Infectious diseases like influenza and COVID-19, are much more serious than the common cold. They can lead to pneumonia and other complications, and can be fatal. People aged 65 years and over, pregnant women, Aboriginal people (6 months of age and older), young children (6 months to less than 5 years of age) or people with chronic conditions like heart disease, diabetes and lung disease are particularly vulnerable.
These viruses are spread when an infected person talks, coughs or sneezes small droplets containing the virus into the air. These air droplets may be breathed in by those nearby. Infection may also be spread by contact with hands, tissues and other infected articles.
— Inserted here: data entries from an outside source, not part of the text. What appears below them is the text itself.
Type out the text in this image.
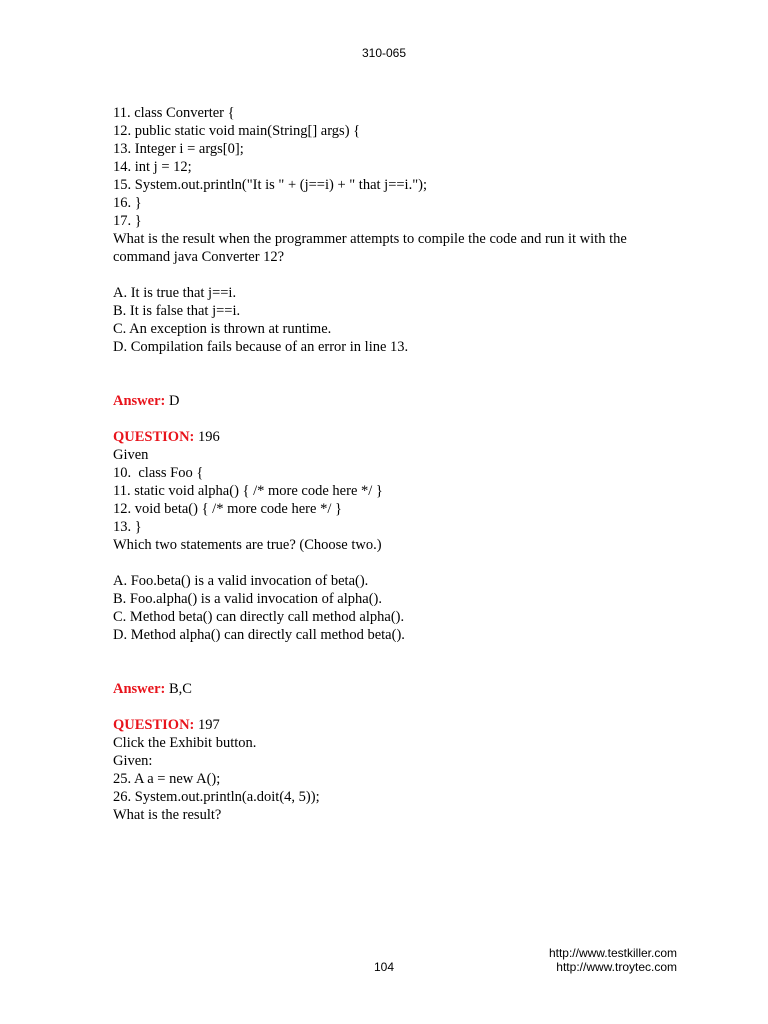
310-065
11. class Converter {
12. public static void main(String[] args) {
13. Integer i = args[0];
14. int j = 12;
15. System.out.println("It is " + (j==i) + " that j==i.");
16. }
17. }
What is the result when the programmer attempts to compile the code and run it with the command java Converter 12?
A. It is true that j==i.
B. It is false that j==i.
C. An exception is thrown at runtime.
D. Compilation fails because of an error in line 13.
Answer: D
QUESTION: 196
Given
10.  class Foo {
11. static void alpha() { /* more code here */ }
12. void beta() { /* more code here */ }
13. }
Which two statements are true? (Choose two.)
A. Foo.beta() is a valid invocation of beta().
B. Foo.alpha() is a valid invocation of alpha().
C. Method beta() can directly call method alpha().
D. Method alpha() can directly call method beta().
Answer: B,C
QUESTION: 197
Click the Exhibit button.
Given:
25. A a = new A();
26. System.out.println(a.doit(4, 5));
What is the result?
http://www.testkiller.com
http://www.troytec.com
104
Don’t be a hero – if you have symptoms of illness stay home and avoid exposing vulnerable people.
People With Chronic Health Conditions
Some chronic health conditions leave people particularly vulnerable to the health challenges of different seasons and of COVID-19.
Be prepared if you have a chronic illness. Speak to your local GP about how other illnesses can affect your health, and develop an action plan if you get sick. Understand what may trigger your symptoms and what options you have, to get the right care, at the right time.
Seek early GP review and assessment if you are unwell or your health is worsening. Pharmacists can give advice for cold/flu-like symptoms.
There are a range of organisations that are dedicated to supporting people with chronic disease and also have specific materials about how to prepare for COVID-19 if you have a chronic health condition.
Links to Heart Health, Asthma and Chronic Obstructive Pulmonary Disease (COPD) action plans are also available on the Resources Page for you to download and take to your GP.
If you are a smoker, the lining of your lungs is more vulnerable and producing more of the receptors which the COVID-19 virus latches onto. Quit now. Support is available. Visit Be Smoke Free for more information.
The flu vaccine is available for free to people six months of age or older with the following underlying chronic medical conditions:
chronic respiratory conditions including severe asthma
other chronic illnesses requiring regular medical follow up or hospitalisation in the previous year, for example diabetes, chronic renal (kidney) failure, chronic metabolic disease and haemoglobinopathies
chronic neurological conditions that may impact on respiratory function including multiple sclerosis, spinal cord injuries, seizure disorders and other neuromuscular disorders
people with impaired immunity, including HIV infection, malignancy and chronic steroid use
The National Health and Medical Research Council (NHMRC) advises that infants and children younger than five years of age, and especially those under three years of age, are more likely to get severe flu infections that require hospitalisation than older children, and sometimes these can be fatal.
Young children with flu are also more likely to spread the infection to others. By protecting them we can also help protect other vulnerable people in the community, including babies too young to receive a flu vaccine (those aged less than six months) and the elderly.
Remember, some conditions that are not life-threatening for an adult can be more serious for babies and young children.
Young babies with fever, especially in the first few months of life, need to be assessed by a doctor. Other concerning symptoms include poor feeding, vomiting, lethargy or irritability and skin rash. Difficulty breathing is concerning for all children.
For minor illness or injury, there are a range of care options to consider, including your local GP or pharmacy. Local health services, including information about after hours services, can be found through the National Health Services Directory.
Pregnancy increases the risk of developing serious complications from the flu. Complications of the flu infection in pregnant women are the same for the rest of the population but can also include miscarriage or premature labour.
Pregnant women have an increased risk of complications because their immune system is naturally suppressed during pregnancy and their 'expanded size' can make breathing more difficult. This is particularly relevant to women in their second and third trimester.
Generally pregnant women have greater risk of requiring medical visits and hospital stays due to flu related illness compared to non-pregnant women.
The Royal Australian and New Zealand College of Obstetricians and Gynaecologists (RANZCOG) have advised that infection in the third trimester of pregnancy appears to be the most dangerous for pregnant women.